With these at hand, tackle the following challenges:

  • Generate a spatial weights matrix with five nearest neighbors

  • Generate a spatial weights matrix with a 100km distance band

  • Compare the two in terms of average number of neighbors. What are the main differences you can spot? In which cases do you think one criterion would be preferable over the other?

Warning

The final task below is a bit more involved, so do not despair if you cannot get it to work completely!

Focus on Tokyo (find the row in the table through a query search as we saw when considering Index-based queries) and the 100km spatial weights generated above. Try to create a figure similar to the one in the lecture.
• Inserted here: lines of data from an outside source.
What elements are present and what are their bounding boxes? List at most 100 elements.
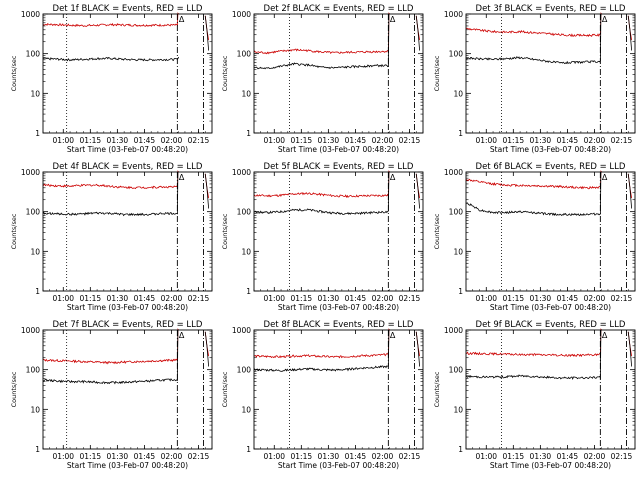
y-tick-label: 1000 <box>232 10 251 19</box>
y-tick-label: 100 <box>26 208 41 217</box>
y-axis-label: Counts/sec <box>433 371 441 407</box>
x-axis-label: Start Time (03-Feb-07 00:48:20) <box>67 461 188 470</box>
panel-title: Det 5f BLACK = Events, RED = LLD <box>264 162 414 172</box>
x-tick-label: 02:00 <box>372 136 394 145</box>
x-tick-label: 02:15 <box>611 294 633 303</box>
x-tick-label: 02:00 <box>372 452 394 461</box>
series-tail <box>627 331 633 367</box>
x-tick-label: 01:00 <box>475 452 497 461</box>
x-tick-label: 01:15 <box>80 294 102 303</box>
y-tick-label: 1 <box>35 445 40 454</box>
series-events-black <box>465 171 602 217</box>
delta-marker: Δ <box>602 173 608 182</box>
series-lld-red <box>42 170 179 190</box>
plot-frame <box>253 329 424 450</box>
y-tick-label: 1000 <box>444 10 463 19</box>
series-lld-red <box>253 12 390 55</box>
y-tick-label: 100 <box>449 366 464 375</box>
plot-frame <box>42 13 213 134</box>
x-axis-label: Start Time (03-Feb-07 00:48:20) <box>278 145 399 154</box>
series-tail <box>627 15 633 51</box>
x-tick-label: 01:00 <box>52 294 74 303</box>
plot-frame <box>42 329 213 450</box>
x-tick-label: 02:15 <box>399 294 421 303</box>
plot-frame <box>253 171 424 292</box>
series-events-black <box>253 329 390 372</box>
y-tick-label: 10 <box>453 405 463 414</box>
x-tick-label: 01:15 <box>503 136 525 145</box>
x-tick-label: 01:45 <box>134 452 156 461</box>
series-lld-red <box>253 170 390 199</box>
x-tick-label: 01:30 <box>530 294 552 303</box>
x-axis-label: Start Time (03-Feb-07 00:48:20) <box>67 145 188 154</box>
delta-marker: Δ <box>390 15 396 24</box>
y-tick-label: 1000 <box>444 326 463 335</box>
panel-title: Det 7f BLACK = Events, RED = LLD <box>53 320 203 330</box>
y-tick-label: 100 <box>26 50 41 59</box>
x-tick-label: 02:15 <box>399 136 421 145</box>
x-tick-label: 01:45 <box>345 452 367 461</box>
y-axis-label: Counts/sec <box>221 371 229 407</box>
y-tick-label: 1 <box>246 287 251 296</box>
detector-panel-8: Det 8f BLACK = Events, RED = LLD Counts/s… <box>221 320 424 470</box>
y-axis-label: Counts/sec <box>221 213 229 249</box>
series-tail <box>204 173 210 209</box>
x-tick-label: 02:00 <box>372 294 394 303</box>
y-tick-label: 100 <box>237 366 252 375</box>
x-tick-label: 01:15 <box>80 136 102 145</box>
y-axis-label: Counts/sec <box>221 55 229 91</box>
series-lld-red <box>42 328 179 365</box>
series-tail <box>204 331 210 367</box>
detector-panel-5: Det 5f BLACK = Events, RED = LLD Counts/s… <box>221 162 424 312</box>
series-lld-red <box>42 12 179 28</box>
x-tick-label: 01:30 <box>318 452 340 461</box>
series-events-black <box>42 56 180 62</box>
y-tick-label: 1000 <box>21 168 40 177</box>
x-tick-label: 01:30 <box>318 294 340 303</box>
x-tick-label: 01:00 <box>263 136 285 145</box>
panel-title: Det 2f BLACK = Events, RED = LLD <box>264 4 414 14</box>
detector-panel-3: Det 3f BLACK = Events, RED = LLD Counts/s… <box>433 4 636 154</box>
panel-title: Det 3f BLACK = Events, RED = LLD <box>476 4 626 14</box>
y-tick-label: 10 <box>453 89 463 98</box>
delta-marker: Δ <box>390 331 396 340</box>
x-tick-label: 01:45 <box>557 452 579 461</box>
plot-frame <box>42 171 213 292</box>
x-tick-label: 01:00 <box>263 294 285 303</box>
x-axis-label: Start Time (03-Feb-07 00:48:20) <box>67 303 188 312</box>
x-tick-label: 01:00 <box>263 452 285 461</box>
panel-title: Det 6f BLACK = Events, RED = LLD <box>476 162 626 172</box>
x-tick-label: 01:30 <box>107 452 129 461</box>
series-events-black <box>253 171 390 216</box>
x-tick-label: 02:00 <box>584 294 606 303</box>
series-events-black <box>42 329 179 385</box>
panel-title: Det 1f BLACK = Events, RED = LLD <box>53 4 203 14</box>
y-tick-label: 100 <box>449 50 464 59</box>
x-tick-label: 01:30 <box>530 136 552 145</box>
y-tick-label: 100 <box>237 50 252 59</box>
detector-panel-4: Det 4f BLACK = Events, RED = LLD Counts/s… <box>10 162 213 312</box>
x-tick-label: 01:30 <box>107 136 129 145</box>
series-events-black <box>253 13 390 70</box>
y-tick-label: 1 <box>458 287 463 296</box>
y-tick-label: 1000 <box>444 168 463 177</box>
x-tick-label: 02:15 <box>399 452 421 461</box>
y-tick-label: 1 <box>35 129 40 138</box>
x-tick-label: 01:00 <box>475 136 497 145</box>
delta-marker: Δ <box>179 173 185 182</box>
x-tick-label: 01:45 <box>134 136 156 145</box>
y-tick-label: 10 <box>241 89 251 98</box>
y-tick-label: 10 <box>241 405 251 414</box>
x-tick-label: 01:15 <box>291 294 313 303</box>
x-tick-label: 02:00 <box>161 294 183 303</box>
x-tick-label: 01:15 <box>291 136 313 145</box>
y-tick-label: 1 <box>35 287 40 296</box>
y-axis-label: Counts/sec <box>433 213 441 249</box>
x-tick-label: 02:00 <box>161 452 183 461</box>
y-tick-label: 10 <box>241 247 251 256</box>
panel-title: Det 9f BLACK = Events, RED = LLD <box>476 320 626 330</box>
x-tick-label: 01:15 <box>503 294 525 303</box>
y-tick-label: 1000 <box>232 168 251 177</box>
x-tick-label: 01:15 <box>291 452 313 461</box>
x-tick-label: 01:30 <box>107 294 129 303</box>
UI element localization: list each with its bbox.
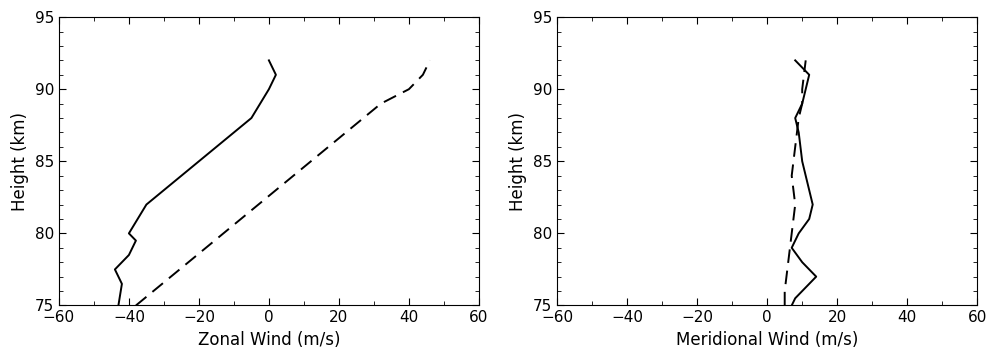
Y-axis label: Height (km): Height (km): [11, 112, 29, 211]
Y-axis label: Height (km): Height (km): [509, 112, 527, 211]
X-axis label: Zonal Wind (m/s): Zonal Wind (m/s): [198, 331, 340, 349]
X-axis label: Meridional Wind (m/s): Meridional Wind (m/s): [676, 331, 858, 349]
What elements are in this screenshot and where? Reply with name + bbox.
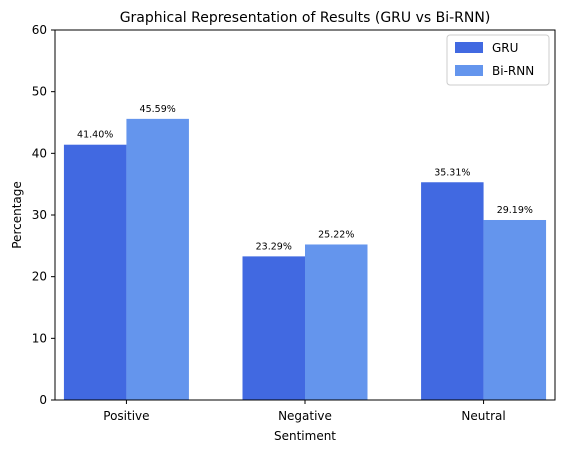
bar-gru-negative — [242, 256, 305, 400]
y-axis-label: Percentage — [10, 181, 24, 249]
data-label-gru-negative: 23.29% — [256, 241, 292, 252]
bar-bi-rnn-positive — [126, 118, 189, 400]
y-tick-label: 60 — [32, 23, 47, 37]
y-tick-label: 0 — [39, 393, 47, 407]
legend-swatch-bi-rnn — [455, 65, 483, 76]
y-axis: 0 10 20 30 40 50 60 — [32, 23, 55, 407]
legend-label-bi-rnn: Bi-RNN — [492, 64, 534, 78]
plot-frame — [54, 29, 556, 401]
x-tick-label-negative: Negative — [278, 409, 332, 423]
data-label-bi-rnn-neutral: 29.19% — [497, 205, 533, 216]
y-tick-label: 20 — [32, 270, 47, 284]
x-tick-label-positive: Positive — [103, 409, 149, 423]
chart-title: Graphical Representation of Results (GRU… — [120, 10, 491, 26]
legend-swatch-gru — [455, 42, 483, 53]
legend-label-gru: GRU — [492, 41, 518, 55]
data-label-bi-rnn-negative: 25.22% — [318, 229, 354, 240]
bar-gru-neutral — [421, 182, 484, 400]
y-tick-label: 30 — [32, 208, 47, 222]
y-tick-label: 10 — [32, 331, 47, 345]
x-tick-label-neutral: Neutral — [461, 409, 505, 423]
legend: GRU Bi-RNN — [446, 34, 550, 86]
data-label-gru-neutral: 35.31% — [434, 167, 470, 178]
data-labels-group: 41.40% 23.29% 35.31% 45.59% 25.22% 29.19% — [77, 104, 533, 253]
bars-group — [63, 118, 547, 400]
bar-gru-positive — [63, 144, 127, 400]
bar-bi-rnn-neutral — [483, 219, 547, 400]
data-label-gru-positive: 41.40% — [77, 130, 113, 141]
bar-bi-rnn-negative — [305, 244, 368, 400]
y-tick-label: 40 — [32, 146, 47, 160]
x-axis: Positive Negative Neutral — [103, 400, 506, 423]
x-axis-label: Sentiment — [274, 429, 336, 443]
data-label-bi-rnn-positive: 45.59% — [140, 104, 176, 115]
y-tick-label: 50 — [32, 85, 47, 99]
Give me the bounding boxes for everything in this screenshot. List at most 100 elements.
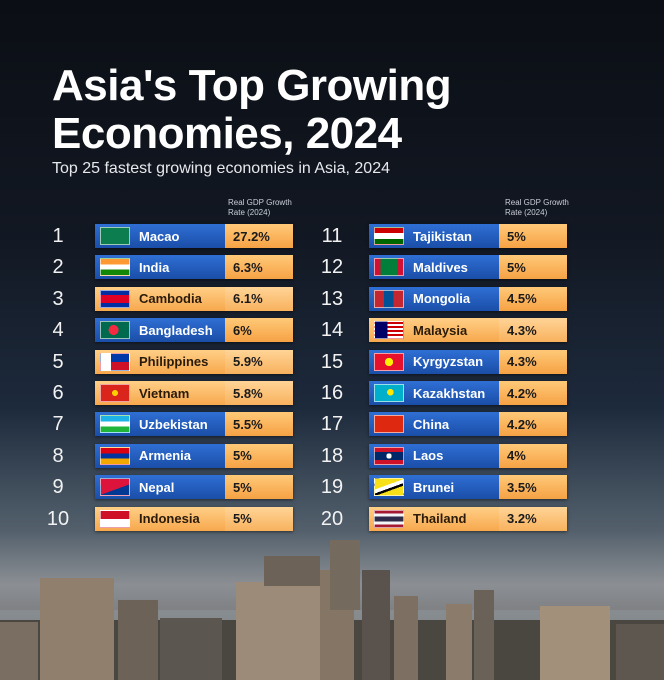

Here’s a recipe:

  1. Generate a buffer of 100Km around the Tokyo centroid

  2. Start the plot with the Tokyo urban area polygon (jp_cities) in one color (e.g. red)

  3. Add its neighbors in, say blue

  4. Add their centroids in a third different color

  5. Layer on top the buffer, making sure only the edge is colored

  6. [Optional] Add a basemap

If all goes well, your figure should look, more or less, like:

/opt/conda/lib/python3.10/site-packages/libpysal/weights/weights.py:172: UserWarning: The weights matrix is not fully connected: 
 There are 9 disconnected components.
 There are 4 islands with ids: 14, 17, 30, 54.
  warnings.warn(message)
../../_images/897d9685ac49a29f8906741f60bb28b92afc130bdf7bd2ba9b15cbe6ce548cbe.png

Task III: Spatial Lag#

For this task, we will rely on the AHAH dataset. Create the spatial lag of the overall score, and generate a Moran plot. Can you tell any overall pattern? What do you think it means?